Bloomberg Works the Waterfront

One of the city’s most compelling success stories of recent years has been the way that formerly neglected and undesirable neighborhoods have seen a surge of private investment, rehabilitation and development, creating the opportunity for new, vibrant communities in areas such as the Bronx and Red Hook, Brooklyn. This month, the city announced that it would offer a similar plum to middle-income families, with the purchase of 24 acres of Queens waterfront property for the construction of a large-scale residential, recreational and retail development. It would be the largest middle-income building project in over three decades. At a time when affordable housing is scarce and the waterfront is ripe for renewal, the plan is a win-win. This barren industrial area will be transformed into new apartments and parks, and middle-income New Yorkers—such as police officers, firefighters and teachers, who often find themselves priced out of the market—will be able to put down roots.
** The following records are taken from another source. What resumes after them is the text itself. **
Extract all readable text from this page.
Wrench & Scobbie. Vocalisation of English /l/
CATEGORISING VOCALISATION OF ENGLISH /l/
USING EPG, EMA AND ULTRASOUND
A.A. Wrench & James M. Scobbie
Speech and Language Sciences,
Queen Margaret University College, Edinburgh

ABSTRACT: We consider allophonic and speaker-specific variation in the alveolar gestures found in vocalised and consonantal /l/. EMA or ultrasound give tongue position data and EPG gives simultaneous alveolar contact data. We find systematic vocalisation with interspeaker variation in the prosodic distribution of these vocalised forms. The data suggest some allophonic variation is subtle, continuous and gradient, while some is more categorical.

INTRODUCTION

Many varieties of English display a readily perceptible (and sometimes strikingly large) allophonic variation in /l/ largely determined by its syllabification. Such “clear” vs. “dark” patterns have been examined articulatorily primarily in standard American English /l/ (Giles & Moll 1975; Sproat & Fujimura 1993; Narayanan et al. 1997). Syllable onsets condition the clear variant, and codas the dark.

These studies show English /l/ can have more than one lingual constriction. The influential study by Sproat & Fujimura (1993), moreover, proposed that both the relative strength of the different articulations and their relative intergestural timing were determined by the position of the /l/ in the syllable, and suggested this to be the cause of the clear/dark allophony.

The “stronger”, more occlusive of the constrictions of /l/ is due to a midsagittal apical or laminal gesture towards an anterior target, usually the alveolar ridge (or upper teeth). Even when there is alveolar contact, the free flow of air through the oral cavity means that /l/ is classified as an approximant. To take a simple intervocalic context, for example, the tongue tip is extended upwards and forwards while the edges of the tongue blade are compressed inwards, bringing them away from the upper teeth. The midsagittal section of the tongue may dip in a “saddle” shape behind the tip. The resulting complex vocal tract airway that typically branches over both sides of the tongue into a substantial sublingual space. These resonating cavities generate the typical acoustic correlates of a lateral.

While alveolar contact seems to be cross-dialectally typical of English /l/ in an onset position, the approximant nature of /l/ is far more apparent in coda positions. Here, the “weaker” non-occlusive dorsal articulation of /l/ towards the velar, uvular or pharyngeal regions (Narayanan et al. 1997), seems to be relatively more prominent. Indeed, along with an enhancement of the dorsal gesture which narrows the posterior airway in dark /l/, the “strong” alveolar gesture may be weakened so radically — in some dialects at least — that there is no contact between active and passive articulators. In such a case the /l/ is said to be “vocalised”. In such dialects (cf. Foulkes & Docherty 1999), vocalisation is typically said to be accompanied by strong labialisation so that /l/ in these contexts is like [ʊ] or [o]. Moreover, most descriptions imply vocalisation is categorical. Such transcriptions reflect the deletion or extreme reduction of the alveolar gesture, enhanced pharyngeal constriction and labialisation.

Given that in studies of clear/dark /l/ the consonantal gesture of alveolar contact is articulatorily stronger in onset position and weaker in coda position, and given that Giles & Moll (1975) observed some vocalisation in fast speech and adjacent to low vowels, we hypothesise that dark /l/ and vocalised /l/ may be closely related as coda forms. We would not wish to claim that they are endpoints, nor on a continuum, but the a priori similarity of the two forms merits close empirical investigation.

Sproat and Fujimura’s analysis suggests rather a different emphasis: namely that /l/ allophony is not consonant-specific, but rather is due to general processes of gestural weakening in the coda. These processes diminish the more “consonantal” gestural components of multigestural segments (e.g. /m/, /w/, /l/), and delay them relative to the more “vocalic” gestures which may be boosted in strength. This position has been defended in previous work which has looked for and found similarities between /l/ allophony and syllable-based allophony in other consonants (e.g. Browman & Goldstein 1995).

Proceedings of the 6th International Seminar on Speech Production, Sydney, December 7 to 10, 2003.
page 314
The 5,000 apartments envisioned for the complex will be available for rent, for $1,200 to $2,500 a month, to families of four with annual household incomes of $60,000 to $145,000. The plot of land, though long underused, is in a prime spot: It was the intended location of the Olympic Village and boasts views across the East River of the United Nations and the Empire State Building. Residents will be able to take advantage of Long Island City’s growing nightlife and culture.

The city bought the property from the Port Authority of New York and New Jersey for approximately $146 million. Now Mayor Michael Bloomberg and Shaun Donovan, his skilled Department of Housing Preservation and Development commissioner, must make the plan real by working with the State Legislature and community groups, as well as mobilizing the private sector to bid on the project.